I'm right around 600 hours myself, I don't know OP, I think at times its changed quite a bit. So I might understand a little bit. One, I was flying over some think Valley Fog that went on for a good 60 miles in every direction. While origin and destination were free and clear, while I was up there it struck me...If I lose my engine, even though I could normally put it down, now I literally could not. I would have no way of knowing what was underneath me and whether hill or telephone pole. I have my IFR ticket, but this thick fog was literally down to the ground. For the first time, it hit me in a way it had not before, this is more dangerous than a lot of other places I have put myself into...It's not even a large reservoir or even a small crossing of the ocean, with my ELT to back me up. It was a pure, this is something I really need to be more aware of. With wife and 3 kids I know the worries too. I guess like anything else, take plane maintenance seriously avoid unnecessary risks.

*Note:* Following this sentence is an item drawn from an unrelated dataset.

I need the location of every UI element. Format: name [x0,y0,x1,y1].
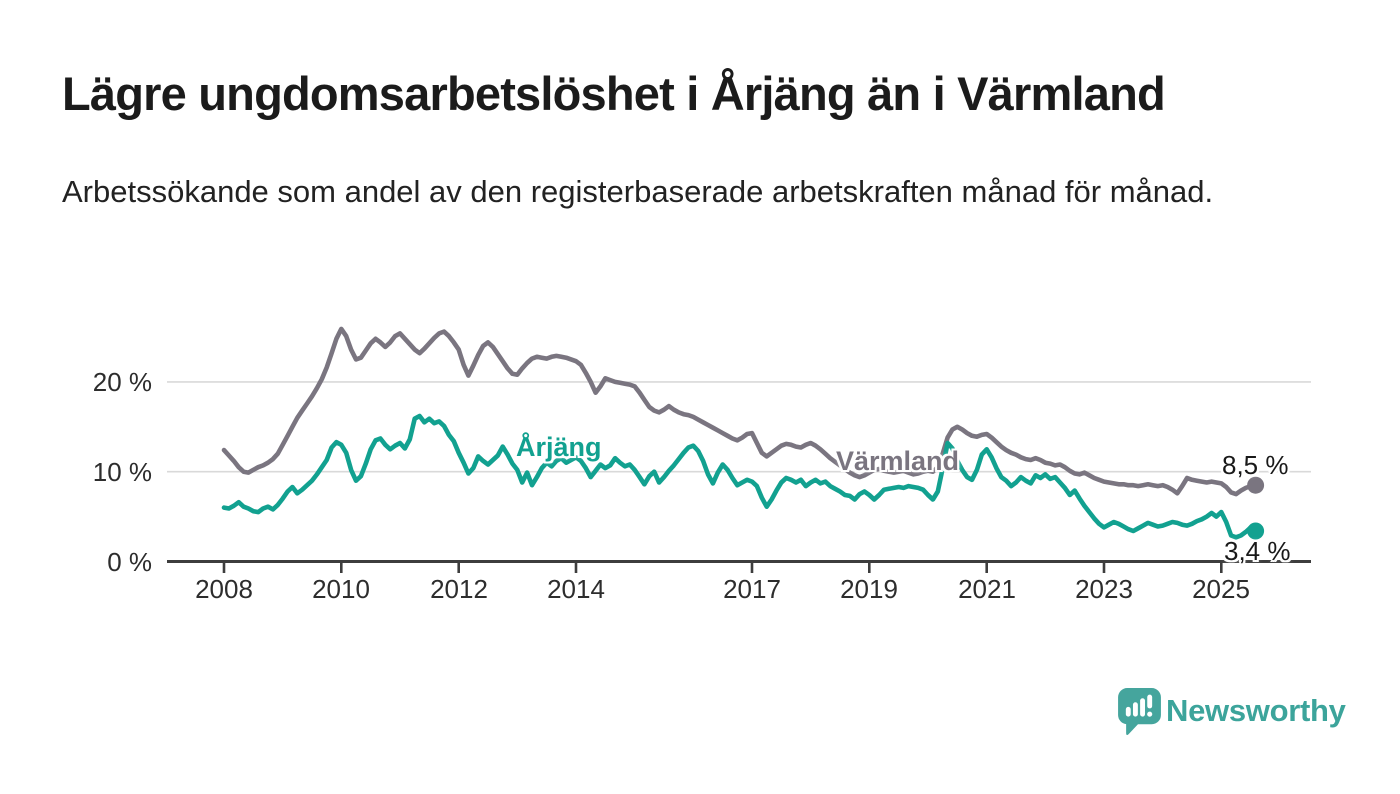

At the same time, I remind myself the ancients had wisdom too:
"There was a merchant in Bagdad who sent his servant to market to buy provisions and in a little while the servant came back, white and trembling, and said, Master, just now when I was in the marketplace I was jostled by a woman in the crowd and when I turned I saw it was Death that jostled me. She looked at me and made a threatening gesture, now, lend me your horse, and I will ride away from this city and avoid my fate. I will go to Samarra and there Death will not find me. The merchant lent him his horse, and the servant mounted it, and he dug his spurs in its flanks and as fast as the horse could gallop he went. Then the merchant went down to the marketplace and he saw me standing in the crowd and he came to me and said, Why did you make a threating getsture to my servant when you saw him this morning? That was not a threatening gesture, I said, it was only a start of surprise. I was astonished to see him in Bagdad, for I had an appointment with him tonight in Samarra."
We can't avoid our appointed time by living in fear.